Additional investments in employment services to help jobseekers find jobs were recommended by the OECD. More funding of vocational training, childcare and relocation costs were among the other proposed measures.

But how is this going to be paid for? This is the 10,000lb gorilla sitting in the corner of the room. If you predict a crisis long enough, one is bound to eventually happen. Ever since 2008, when interest rates were dramatically reduced to counter the effects of the Global Financial Crisis, some people, including me, have been predicting that the easy money would have to stop.

But inflation remains at historically low levels. If this continues developed-country governments may be able to afford to keep kicking the can down the road by adding to their already big budget deficits. Rising food price inflation is a threat, though, the result not of a shortage of food but rather problems in the distribution of food. This could also be the equivalent of a “giant iceberg” beneath the surface of financial markets that triggers another financial crisis.
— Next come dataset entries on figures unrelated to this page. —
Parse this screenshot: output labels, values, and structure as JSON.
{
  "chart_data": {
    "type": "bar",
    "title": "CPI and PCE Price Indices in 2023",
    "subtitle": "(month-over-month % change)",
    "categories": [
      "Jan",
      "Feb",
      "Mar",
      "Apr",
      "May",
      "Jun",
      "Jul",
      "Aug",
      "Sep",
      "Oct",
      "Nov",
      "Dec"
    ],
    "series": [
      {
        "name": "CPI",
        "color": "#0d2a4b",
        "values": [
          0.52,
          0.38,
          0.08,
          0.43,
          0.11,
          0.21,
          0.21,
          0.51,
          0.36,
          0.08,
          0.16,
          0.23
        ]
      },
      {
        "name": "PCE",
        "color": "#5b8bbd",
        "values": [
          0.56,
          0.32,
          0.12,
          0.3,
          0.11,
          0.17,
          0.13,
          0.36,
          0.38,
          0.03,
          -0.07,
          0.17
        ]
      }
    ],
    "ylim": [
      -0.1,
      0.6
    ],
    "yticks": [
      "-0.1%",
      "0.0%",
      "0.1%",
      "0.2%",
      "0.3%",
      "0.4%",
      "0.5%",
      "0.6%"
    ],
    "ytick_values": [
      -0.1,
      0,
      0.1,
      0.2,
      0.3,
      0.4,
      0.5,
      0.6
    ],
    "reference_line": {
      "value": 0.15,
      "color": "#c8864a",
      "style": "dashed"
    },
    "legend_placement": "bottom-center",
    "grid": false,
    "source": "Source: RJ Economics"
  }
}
Another problem is politics. Retailoring stimulus schemes in exactly the right way will involve a lot of backroom dealing. To what extent will the compromises necessary to get deals over the line make policies ineffective? And in the US right now, both sides cannot reach any kind of deal on a new stimulus programme. The chances of a deal before the November election look slim because of the controversy over the replacement of Justice Ruth Bader Ginsberg in the Supreme Court. The extremely partisan nature of US politics is a long-term threat to effective policymaking.

Now take a look at the chart at the beginning of this blog post, which is again for demonstration purposes only and does not represent properly built scenarios. Using my usual eight polymers (ABS, EPS, HDPE, LDPE, LLDPE, PP, PS and PVC), I present three outcomes for global demand in 2020-2025 based on government policy success, moderate failure and major failure. The outcomes are as follows:

  • Under our base case, which I assume involves policy success, demand growth averages 3% in 2020-2025. It falls to minus 1% this year compared with minus 4% in 2008 during the Global Financial Crisis. Growth then rebounds to 6% next year.
  • Moderate policy failure assumes a repeat of 2008 this year – minus 4% growth. I then take one percentage point per year off the 2021-2025 base case forecasts for growth. Cumulative demand over the whole period would be 82m tonnes smaller than the base case.
  • Major policy failure assumes a 5% decline this year and takes two percentage points per year of the 2021-2025 base case forecasts. Cumulative demand would be 162m tonnes.

Petrochemicals companies need to set up departments to monitor the effectiveness of government policies if they haven’t done so already. So much will depend on the strength of their analysis in this critical area from sales targets to profit guidance and short-term operating decisions all the way through to decisions on new projects. If companies don’t do this they will be largely shooting in the dark as they try to understand the impact of the pandemic on consumption.